Granted, some Big Bend river trip memories include not-so-pleasant moments, because river trips are unpredictable. Like the time we almost made it into Santa Elena Canyon before the heavens rained thunder and lightning upon us, forcing us to move our tents to higher ground twice in the dark (the upside was peeking out of the tent to see waterfalls gushing out of every pouroff along the rim whenever the sky lit up).

The next day, my son and I tumped our inflatable kayak as we entered the canyon,
forcing us to swim to safety. It was almost an hour before our party of nine fetched the boat downstream. When we reached Rockslide, the one dangerous rapid in the canyon, our group lost another boat and we spent another two hours retrieving it. Both efforts required the kind of teamwork and coordination that brought out the best in our group. The skies cleared and we camped on a grassy vega by the river, watched Mexican free-tailed bats flitter about in the gathering dusk, enjoyed a warm meal by campfire, and went to sleep watching satellites and meteors. My son and I still talk about that trip, and smile as we recount even the more perilous parts of our adventure.
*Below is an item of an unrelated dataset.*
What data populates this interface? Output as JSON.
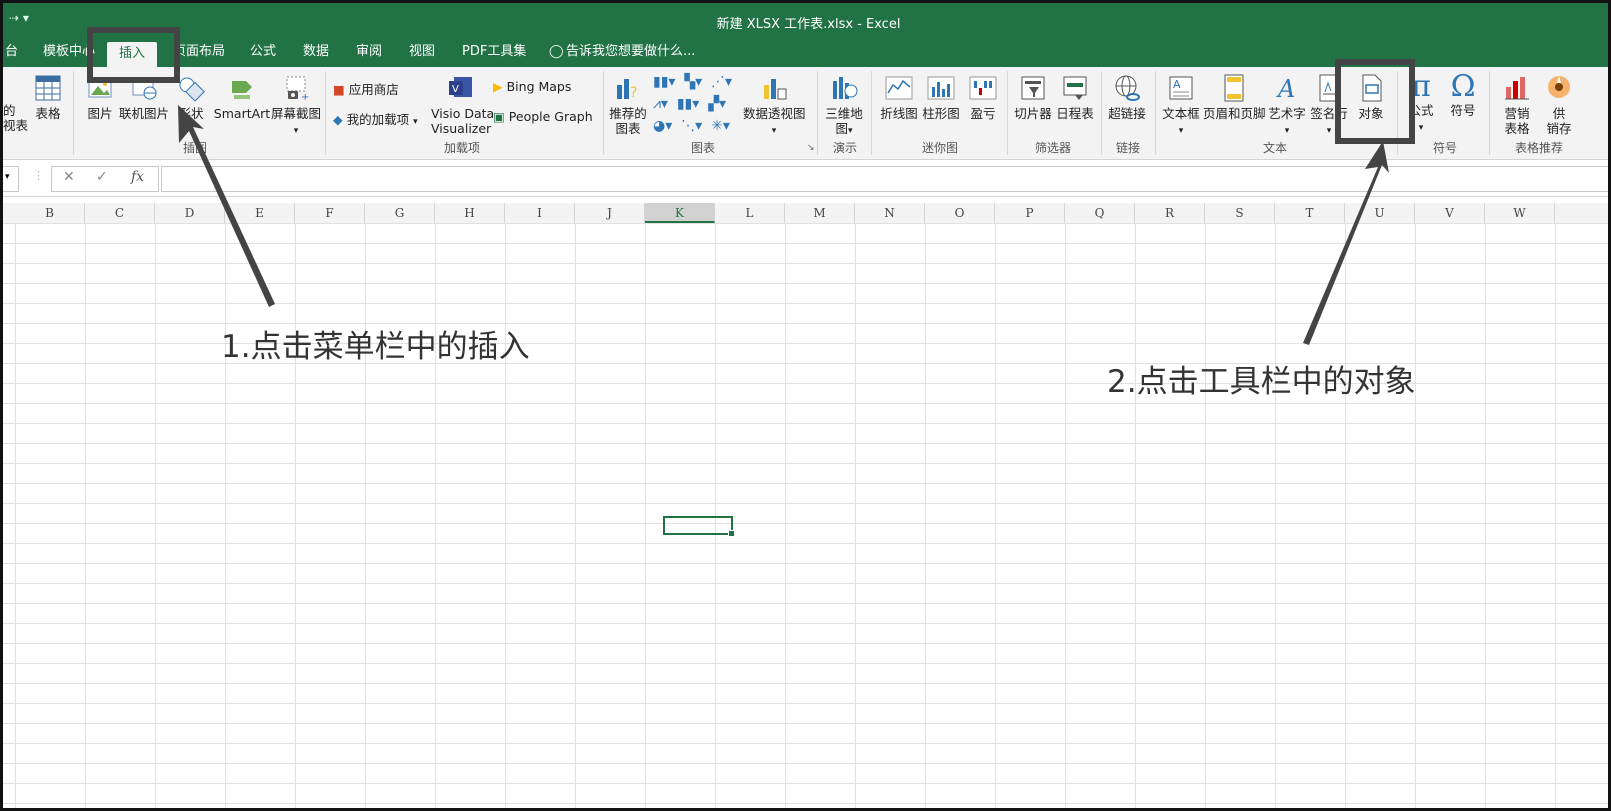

Someday, I hope to budget a month or so and do the whole 250-river-mile run from Colorado Canyon upstream of Lajitas to the Lower Canyon takeout near Dryden, as one man in a canoe told me he was doing when we met in Lajitas a few years back. Whether or not I take that on is almost beside the point. All I know is I’m way overdue for a Big Bend river trip. I get that feeling whenever the last trip ends. River running on the Rio Grande is a restorative I didn’t know I needed until the first time I did it. Now I can’t live without it.